7 de julho de 2026 23

A audiência pública com empresários brasileiros nos Estados Unidos contará também com a participação de representantes do governo Lula, que optaram por acompanhar o evento sem fazer intervenções. Eles devem ficar apenas na escuta.

Isso porque a diplomacia brasileira entende que as negociações já seguem em uma instância apropriada, conduzida por membros dos dois dois governos no âmbito da investigação 301, que trata das tarifas aplicadas a produtos de exportação do Brasil.

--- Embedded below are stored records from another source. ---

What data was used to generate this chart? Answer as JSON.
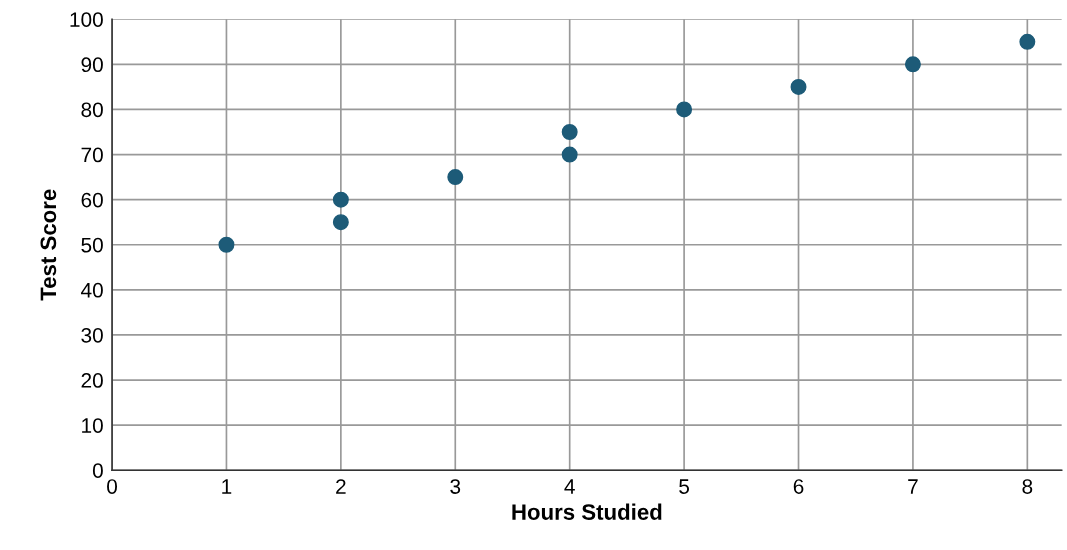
{
  "chart_data": {
    "type": "scatter",
    "xlabel": "Hours Studied",
    "ylabel": "Test Score",
    "x": [
      1,
      2,
      2,
      3,
      4,
      4,
      5,
      6,
      7,
      8
    ],
    "series": [
      {
        "color": "#1d5b78",
        "values": [
          50,
          55,
          60,
          65,
          70,
          75,
          80,
          85,
          90,
          95
        ]
      }
    ],
    "xlim": [
      0,
      8.3
    ],
    "xticks": [
      0,
      1,
      2,
      3,
      4,
      5,
      6,
      7,
      8
    ],
    "ylim": [
      0,
      100
    ],
    "yticks": [
      0,
      10,
      20,
      30,
      40,
      50,
      60,
      70,
      80,
      90,
      100
    ],
    "grid": true,
    "marker": "circle"
  }
}
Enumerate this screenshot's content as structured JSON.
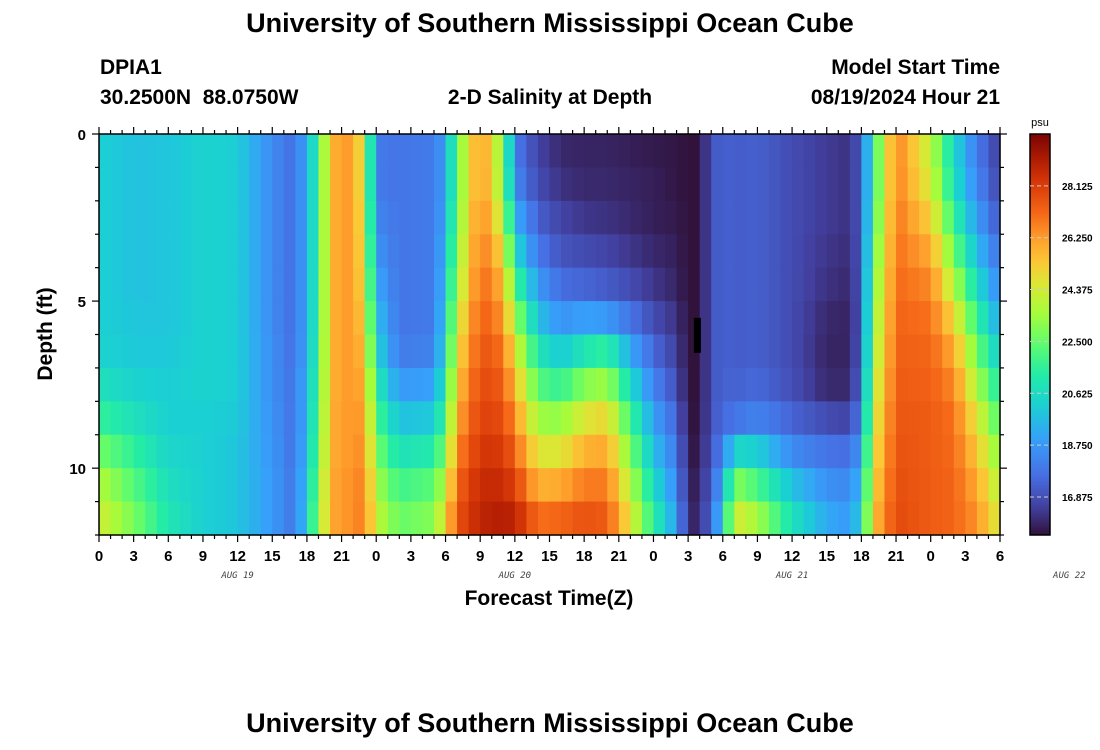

A audiência começou nesta segunda-feira, 6, e termina nesta terça, 7, última etapa pública da investigação comercial aberta pelo governo americano antes da aplicação das tarifas adicionais de 25% sobre produtos brasileiros, prevista para entrar em vigor no dia 15 de julho. Pré-candidato do PL ao Planalto, o senador Flávio Bolsonaro (RJ) também participará do segundo dia de reunião e deve fazer um discurso.

A ideia do governo brasileiro é que membros da embaixada em Washington colham as reclamações que serão apresentadas pelos empresários na audiência, mas sem avançar na negociação. “A audiência pública não é espaço de negociação entre os Estados e sim de ouvir a sociedade civil, o empresariado e outros setores interessados”, disse um membro do governo brasileiro diretamente envolvido nas conversas com os EUA.

Aguardando a resposta
Diplomatas brasileiros dizem que as negociações estão na “reta final” e que aguardam para os próximos dias uma resposta aos questionamentos feitos às razões alegadas pelos Estados Unidos para aumentar as tarifas.

“Nós fizemos uma proposta de encaminhamento, estamos aguardando os americanos responderem”, disse um integrante da equipe de Lula. Pelo menos seis pontos foram questionados pelo governo brasileiro, que considerou as alegações “frágeis” mas indicou que o Brasil está disposto a retomar as conversas.

Um exemplo de questionamento está relacionado aos números do desmatamento. “São conhecidos os dados de redução drástica do desmatamento na Amazônia nos últimos três anos, por exemplo, isso é incontroverso”, disse um membro da diplomacia brasileira.